The research environment in China is still behind. The communication between scholars is still very limited. However, we no longer have difficulty getting material support from overseas. Last year, we hosted China’s first ever symposium on advanced iPS (induced pluripotent stem cell) research as well as the first annual China Stem Cell Technological Forum. We hope to bring the Chinese closer to the international community.

...

After all these years of observation and practice, I consider adult stem cell-based therapy to be safe. I believe it will become one of the major players in medical industry because it overcomes the single molecule limitation (manipulating single molecules at the molecular level).

...

Beike did not go through the traditional path of a typical biotech company because it would have been too costly for us.

The work that has been taking place in China is closer to the way that things should get done if you'd like to see faster progress. Medicine is no different from any other field, in that the greatest benefit arises where people are free to work hard to bring new products to the marketplace, other people are free to compete for the customers with better offerings, and the customers themselves make informed choices as to where to spend their money. Anything that interferes with the simplicity of supply, demand, competition, and the care over money that comes from spending from your own purse will inevitably act as a spanner thrown into the wheel of progress.

I find it striking that after the collapse of socialism in Eastern Europe and the Soviet Union, virtually no effort was made to privatize health services. To be sure, there are now private health services in these countries, but the official systems of socialized medicine still exist. This fact is a testament to the reigning orthodoxy. The world seems to understand that it is a mistake to nationalize agriculture and factory production. No one advocates a Department of Software Development, even if there are far more interventions in this sector than there should be. And yet health care, all over the world, is assumed to be a normal function of government.
Comments

I take exception to your closing points. The ability to obtain healthcare should be a fundamental human right. Someone should not suffer or die of a treatable disease merely because her employer was too cheap to get her good health insurance, or because she were unfortunate enough to lose her job and then get sick. The reason that most countries in the world view provision/funding of healthcare as the domain of the government is because they agree that healthcare is a basic human right. Of course, if you can think of a better way than the government to provide universal health coverage, be my guest.

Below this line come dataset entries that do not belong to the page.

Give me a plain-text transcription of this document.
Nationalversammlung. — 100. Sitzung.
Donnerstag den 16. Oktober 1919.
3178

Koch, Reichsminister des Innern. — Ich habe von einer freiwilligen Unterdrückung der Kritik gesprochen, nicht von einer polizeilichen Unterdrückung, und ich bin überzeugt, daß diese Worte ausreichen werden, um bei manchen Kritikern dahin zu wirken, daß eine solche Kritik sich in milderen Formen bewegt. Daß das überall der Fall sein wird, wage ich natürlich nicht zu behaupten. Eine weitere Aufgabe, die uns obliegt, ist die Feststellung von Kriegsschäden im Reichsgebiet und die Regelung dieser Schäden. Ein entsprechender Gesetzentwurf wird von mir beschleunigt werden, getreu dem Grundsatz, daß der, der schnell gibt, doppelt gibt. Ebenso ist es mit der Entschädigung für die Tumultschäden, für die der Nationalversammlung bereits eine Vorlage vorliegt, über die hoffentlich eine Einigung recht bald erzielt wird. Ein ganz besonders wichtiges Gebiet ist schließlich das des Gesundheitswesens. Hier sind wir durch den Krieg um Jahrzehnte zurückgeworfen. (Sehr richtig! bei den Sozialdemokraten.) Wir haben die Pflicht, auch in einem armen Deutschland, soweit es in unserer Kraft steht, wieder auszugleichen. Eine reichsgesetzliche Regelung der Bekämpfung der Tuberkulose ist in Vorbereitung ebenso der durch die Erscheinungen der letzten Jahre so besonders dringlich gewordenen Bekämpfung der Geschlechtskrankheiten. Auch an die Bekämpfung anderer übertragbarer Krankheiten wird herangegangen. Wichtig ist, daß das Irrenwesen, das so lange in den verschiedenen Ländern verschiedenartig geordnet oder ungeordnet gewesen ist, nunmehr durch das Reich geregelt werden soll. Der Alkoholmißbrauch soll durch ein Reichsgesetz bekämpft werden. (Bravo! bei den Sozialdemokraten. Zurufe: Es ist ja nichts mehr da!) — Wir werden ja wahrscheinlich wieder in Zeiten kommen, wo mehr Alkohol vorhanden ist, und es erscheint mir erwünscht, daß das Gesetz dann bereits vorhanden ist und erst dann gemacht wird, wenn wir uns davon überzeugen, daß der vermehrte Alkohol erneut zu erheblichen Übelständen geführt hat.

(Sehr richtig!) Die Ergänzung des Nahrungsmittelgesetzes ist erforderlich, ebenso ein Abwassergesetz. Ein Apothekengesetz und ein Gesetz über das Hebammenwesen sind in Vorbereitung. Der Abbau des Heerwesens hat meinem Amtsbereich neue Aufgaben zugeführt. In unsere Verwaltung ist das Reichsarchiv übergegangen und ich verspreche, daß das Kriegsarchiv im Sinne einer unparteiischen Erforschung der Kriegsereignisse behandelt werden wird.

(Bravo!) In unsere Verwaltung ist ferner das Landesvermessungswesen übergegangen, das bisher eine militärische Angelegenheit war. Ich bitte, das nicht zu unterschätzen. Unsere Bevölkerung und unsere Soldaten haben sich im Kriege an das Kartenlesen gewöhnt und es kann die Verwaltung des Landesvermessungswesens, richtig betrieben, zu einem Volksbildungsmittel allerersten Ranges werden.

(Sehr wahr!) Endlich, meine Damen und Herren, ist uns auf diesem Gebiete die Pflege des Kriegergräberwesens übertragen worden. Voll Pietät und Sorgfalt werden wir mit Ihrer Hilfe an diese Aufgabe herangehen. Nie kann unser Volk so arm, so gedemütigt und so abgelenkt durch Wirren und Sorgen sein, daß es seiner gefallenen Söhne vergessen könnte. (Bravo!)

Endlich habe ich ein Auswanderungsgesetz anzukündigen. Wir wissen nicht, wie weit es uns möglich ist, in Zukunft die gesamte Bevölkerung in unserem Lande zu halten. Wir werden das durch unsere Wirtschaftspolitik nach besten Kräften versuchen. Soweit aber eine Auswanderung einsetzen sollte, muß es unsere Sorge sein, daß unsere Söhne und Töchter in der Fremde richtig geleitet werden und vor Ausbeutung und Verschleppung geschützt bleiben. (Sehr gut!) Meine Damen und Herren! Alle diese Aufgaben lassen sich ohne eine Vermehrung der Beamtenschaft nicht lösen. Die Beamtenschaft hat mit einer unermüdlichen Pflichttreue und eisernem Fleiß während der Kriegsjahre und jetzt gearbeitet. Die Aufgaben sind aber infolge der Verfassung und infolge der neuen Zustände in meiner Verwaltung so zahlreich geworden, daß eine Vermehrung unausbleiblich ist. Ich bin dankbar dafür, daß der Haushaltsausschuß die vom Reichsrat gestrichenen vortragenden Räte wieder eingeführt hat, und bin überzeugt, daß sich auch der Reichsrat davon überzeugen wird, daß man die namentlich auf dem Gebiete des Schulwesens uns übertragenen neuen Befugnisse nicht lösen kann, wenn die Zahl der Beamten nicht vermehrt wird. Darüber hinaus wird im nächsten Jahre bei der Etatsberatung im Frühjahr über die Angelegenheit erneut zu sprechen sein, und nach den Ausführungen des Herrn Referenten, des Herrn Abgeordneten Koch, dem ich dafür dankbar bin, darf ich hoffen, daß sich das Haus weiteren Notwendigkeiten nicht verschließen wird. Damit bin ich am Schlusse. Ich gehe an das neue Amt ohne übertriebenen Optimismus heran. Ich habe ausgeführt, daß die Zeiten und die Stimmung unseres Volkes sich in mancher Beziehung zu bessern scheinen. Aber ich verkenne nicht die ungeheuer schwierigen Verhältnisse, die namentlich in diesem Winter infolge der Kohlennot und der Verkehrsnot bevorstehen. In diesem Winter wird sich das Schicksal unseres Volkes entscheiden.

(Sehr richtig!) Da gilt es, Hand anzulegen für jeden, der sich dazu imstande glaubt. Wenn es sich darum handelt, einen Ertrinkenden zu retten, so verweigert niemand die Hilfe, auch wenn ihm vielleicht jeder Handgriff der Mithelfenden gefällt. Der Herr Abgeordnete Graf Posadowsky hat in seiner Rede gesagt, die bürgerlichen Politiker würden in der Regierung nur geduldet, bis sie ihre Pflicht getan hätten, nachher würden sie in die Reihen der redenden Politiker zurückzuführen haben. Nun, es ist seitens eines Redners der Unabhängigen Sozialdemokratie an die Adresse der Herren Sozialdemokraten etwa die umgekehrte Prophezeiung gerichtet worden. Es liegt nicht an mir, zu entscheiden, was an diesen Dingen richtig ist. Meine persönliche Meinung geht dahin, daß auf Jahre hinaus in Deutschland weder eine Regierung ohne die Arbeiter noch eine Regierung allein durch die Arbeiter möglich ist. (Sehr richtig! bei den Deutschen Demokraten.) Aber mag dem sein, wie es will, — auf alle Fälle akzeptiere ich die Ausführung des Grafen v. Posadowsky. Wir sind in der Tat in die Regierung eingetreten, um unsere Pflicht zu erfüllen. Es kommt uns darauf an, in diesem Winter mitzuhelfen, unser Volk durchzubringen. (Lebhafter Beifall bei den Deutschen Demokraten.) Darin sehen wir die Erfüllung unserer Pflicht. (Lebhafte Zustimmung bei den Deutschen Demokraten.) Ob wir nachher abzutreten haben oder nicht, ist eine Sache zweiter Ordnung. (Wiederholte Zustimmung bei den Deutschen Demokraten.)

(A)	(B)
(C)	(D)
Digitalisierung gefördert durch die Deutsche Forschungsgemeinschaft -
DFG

Definitely, advocate for a system where government regulation of medications and medical devices is less stringent. There are good points in favor of that. But you need to draw the line at advocating healthcare provision as a pure market commodity.

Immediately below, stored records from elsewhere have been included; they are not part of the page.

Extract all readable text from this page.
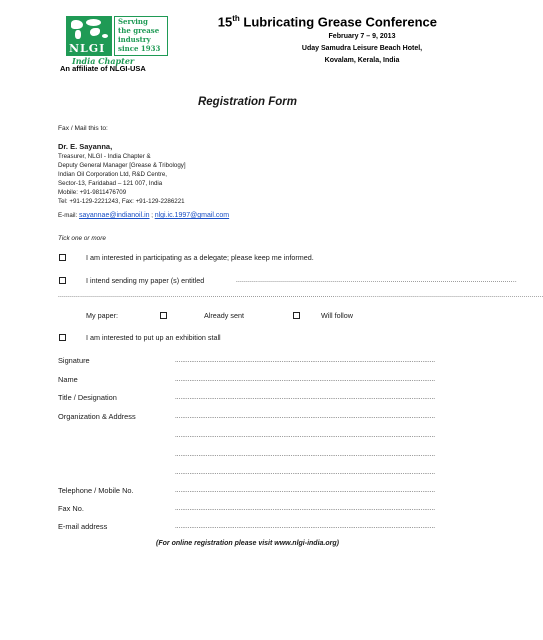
NLGI
Serving
the grease
industry
since 1933
India Chapter
An affiliate of NLGI-USA
15th Lubricating Grease Conference
February 7 – 9, 2013
Uday Samudra Leisure Beach Hotel,
Kovalam, Kerala, India
Registration Form
Fax / Mail this to:
Dr. E. Sayanna,
Treasurer, NLGI - India Chapter &
Deputy General Manager [Grease & Tribology]
Indian Oil Corporation Ltd, R&D Centre,
Sector-13, Faridabad – 121 007, India
Mobile: +91-9811476709
Tel: +91-129-2221243, Fax: +91-129-2286221
E-mail: sayannae@indianoil.in ; nlgi.ic.1997@gmail.com
Tick one or more
I am interested in participating as a delegate; please keep me informed.
I intend sending my paper (s) entitled	............................................................................................................................................
..................................................................................................................................................................................................................................................
My paper:	Already sent	Will follow
I am interested to put up an exhibition stall
Signature	................................................................................................................................................
Name	................................................................................................................................................
Title / Designation	................................................................................................................................................
Organization & Address	................................................................................................................................................
................................................................................................................................................
................................................................................................................................................
................................................................................................................................................
Telephone / Mobile No.	................................................................................................................................................
Fax No.	................................................................................................................................................
E-mail address	................................................................................................................................................
(For online registration please visit www.nlgi-india.org)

Posted by: Eric Morgen at May 4th, 2009 8:34 PM

See positive and negative rights; provision of a free lunch is a positive right, which means that someone has to be forced to provide it. Even from a ethics-neutral utilitarian perspective the institution of positive rights is a disaster, given what it does to the rate of progress and the prospects of an individual generating wealth.

https://en.wikipedia.org/wiki/Negative_and_positive_rights

You may be right in saying that the long-standing rhetoric of health as a human right is why healthcare is so aggressively subsumed by governments.

Posted by: Reason at May 4th, 2009 9:47 PM

Interestingly we have a hybrid health model in Australia. We have a universal health care system called medicare funded through a income tax surcharge. We also have a private health insurance system. Overall its a good system. Citizens have access to health care irrespective of employment, we have affordable drugs through the pharmaceutical benefits scheme (much cheaper than in the US). And by the way the system has bi-partisan support! I find it shocking that a developed country like the US has such an expensive an inequitable health care system.